SCHOHARIE A roof replacement project at the Schoharie Central School is turning into a lesson in wildlife conservation as contractors and school officials try not to disturb a nesting pair of federally protected birds discovered last week.
A crew from Titan Roofing started work to replace the roof on the older section of the bus garage when they found four eggs in a nest right in the middle of the roof.
Concerned the birds might be some kind of protected species, the roofers stopped what they were doing and went to tell school officials.
“They didn’t want to disturb it,” school Superintendent Brian Sherman said.
The nest is being protected by a nesting pair of killdeer, which have been returning to the nest periodically, he said.
Instead of trying to work around the birds, the workers cut out a 7-foot section of the rubberized roofing material from beneath them. They brought in a sheet of aluminum and slid it beneath the roofing material, Sherman said. The roofers moved the sheet about 6 feet at a time, waiting an hour between each move, and brought the nest to the newer section of the garage roof that’s not being worked on.
One of the nesting birds stayed with the nest the whole time it was being moved, Sherman said.
Sherman said he contacted the state Department of Environmental Conservation and described the winged visitors and learned they are a federally protected species of migratory bird.
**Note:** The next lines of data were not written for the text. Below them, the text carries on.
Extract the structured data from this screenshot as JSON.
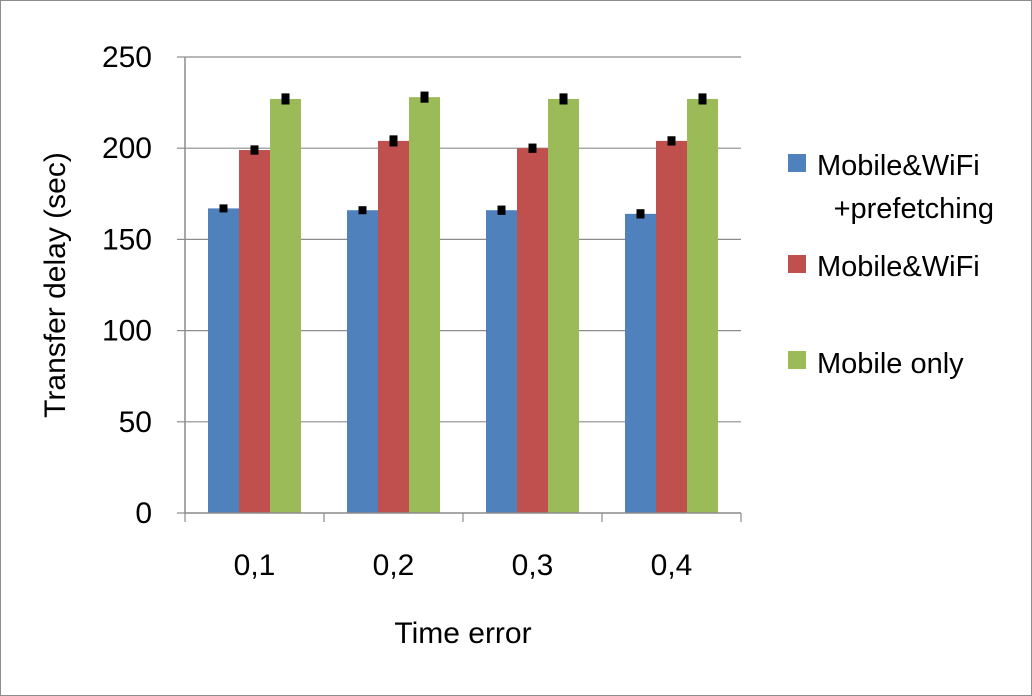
{
  "chart_data": {
    "type": "bar",
    "title": "",
    "xlabel": "Time error",
    "ylabel": "Transfer delay (sec)",
    "categories": [
      "0,1",
      "0,2",
      "0,3",
      "0,4"
    ],
    "ylim": [
      0,
      250
    ],
    "yticks": [
      0,
      50,
      100,
      150,
      200,
      250
    ],
    "grid": true,
    "legend_position": "right",
    "series": [
      {
        "name": "Mobile&WiFi +prefetching",
        "legend_lines": [
          "Mobile&WiFi",
          "+prefetching"
        ],
        "color": "#4f81bd",
        "values": [
          167,
          166,
          166,
          164
        ],
        "errors": [
          1.5,
          1.5,
          2,
          2
        ]
      },
      {
        "name": "Mobile&WiFi",
        "legend_lines": [
          "Mobile&WiFi"
        ],
        "color": "#c0504d",
        "values": [
          199,
          204,
          200,
          204
        ],
        "errors": [
          2,
          2.5,
          2,
          2
        ]
      },
      {
        "name": "Mobile only",
        "legend_lines": [
          "Mobile only"
        ],
        "color": "#9bbb59",
        "values": [
          227,
          228,
          227,
          227
        ],
        "errors": [
          2.5,
          2.5,
          2.5,
          2.5
        ]
      }
    ]
  }
}
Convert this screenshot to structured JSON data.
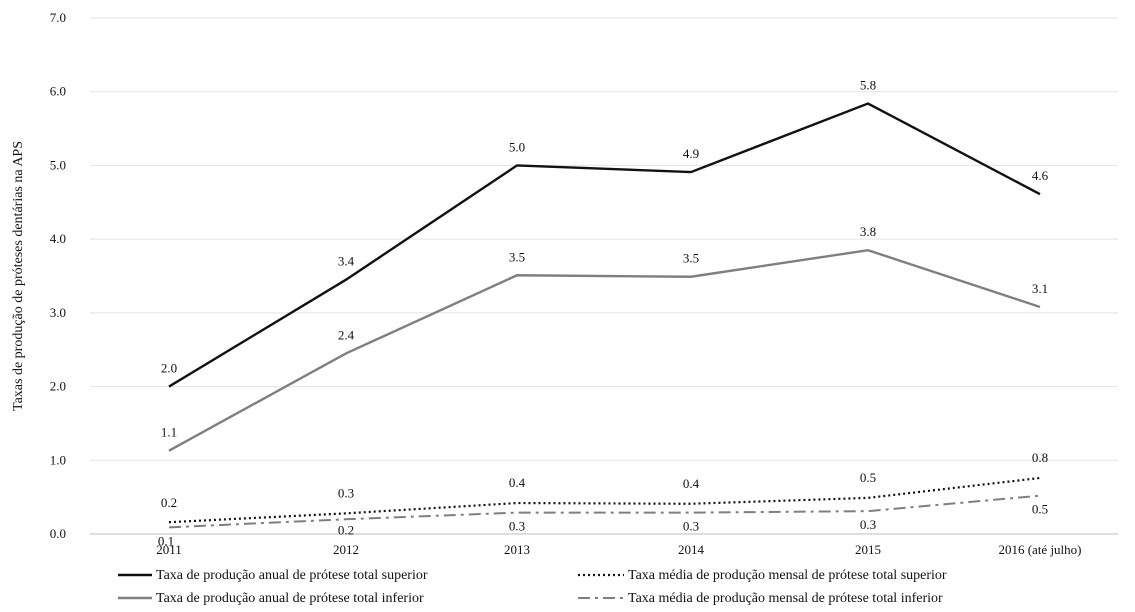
{
  "chart_data": {
    "type": "line",
    "ylabel": "Taxas de produção de próteses dentárias na APS",
    "xlabel": "",
    "ylim": [
      0,
      7
    ],
    "yticks": [
      "0.0",
      "1.0",
      "2.0",
      "3.0",
      "4.0",
      "5.0",
      "6.0",
      "7.0"
    ],
    "categories": [
      "2011",
      "2012",
      "2013",
      "2014",
      "2015",
      "2016 (até julho)"
    ],
    "grid": "horizontal",
    "legend_position": "bottom",
    "series": [
      {
        "name": "Taxa de produção anual de prótese total superior",
        "values": [
          2.0,
          3.45,
          5.0,
          4.91,
          5.84,
          4.61
        ],
        "labels": [
          "2.0",
          "3.4",
          "5.0",
          "4.9",
          "5.8",
          "4.6"
        ],
        "color": "#111111",
        "dash": "solid"
      },
      {
        "name": "Taxa de produção anual de prótese total inferior",
        "values": [
          1.13,
          2.45,
          3.51,
          3.49,
          3.85,
          3.08
        ],
        "labels": [
          "1.1",
          "2.4",
          "3.5",
          "3.5",
          "3.8",
          "3.1"
        ],
        "color": "#7f7f7f",
        "dash": "solid"
      },
      {
        "name": "Taxa média de produção mensal de prótese total superior",
        "values": [
          0.16,
          0.28,
          0.42,
          0.41,
          0.49,
          0.76
        ],
        "labels": [
          "0.2",
          "0.3",
          "0.4",
          "0.4",
          "0.5",
          "0.8"
        ],
        "color": "#111111",
        "dash": "dotted"
      },
      {
        "name": "Taxa média de produção mensal de prótese total inferior",
        "values": [
          0.09,
          0.2,
          0.29,
          0.29,
          0.31,
          0.52
        ],
        "labels": [
          "0.1",
          "0.2",
          "0.3",
          "0.3",
          "0.3",
          "0.5"
        ],
        "color": "#7f7f7f",
        "dash": "dashdot"
      }
    ]
  }
}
Killdeer are not listed as threatened in New York state, according to Rick Georgeson, a spokesman for the state Department of Environmental Conservation. But they are protected under the federal Migratory Bird Treaty Act, so the DEC referred the school to the U.S. Fish and Wildlife Service, he said.
District officials also contacted the U.S. Fish and Wildlife Service but haven’t received any input from that agency, Sherman said.
Gravel-covered roofs are among the list of preferred habitats for the killdeer, according to the Cornell Lab of Ornithology’s “All About Birds” website.
The birds, with brownish color on top and white below, are marked with black and white patches, and they have long wings and a long pointed tail, according to the website. They have longish legs that help them run quickly.
“It’s a beautiful bird,” Sherman said.
He said the roofers could have just as easily ignored the birds and went about their work, but they didn’t, which provides an important lesson for students.
“You care about life, it doesn’t make any difference how small,” he said.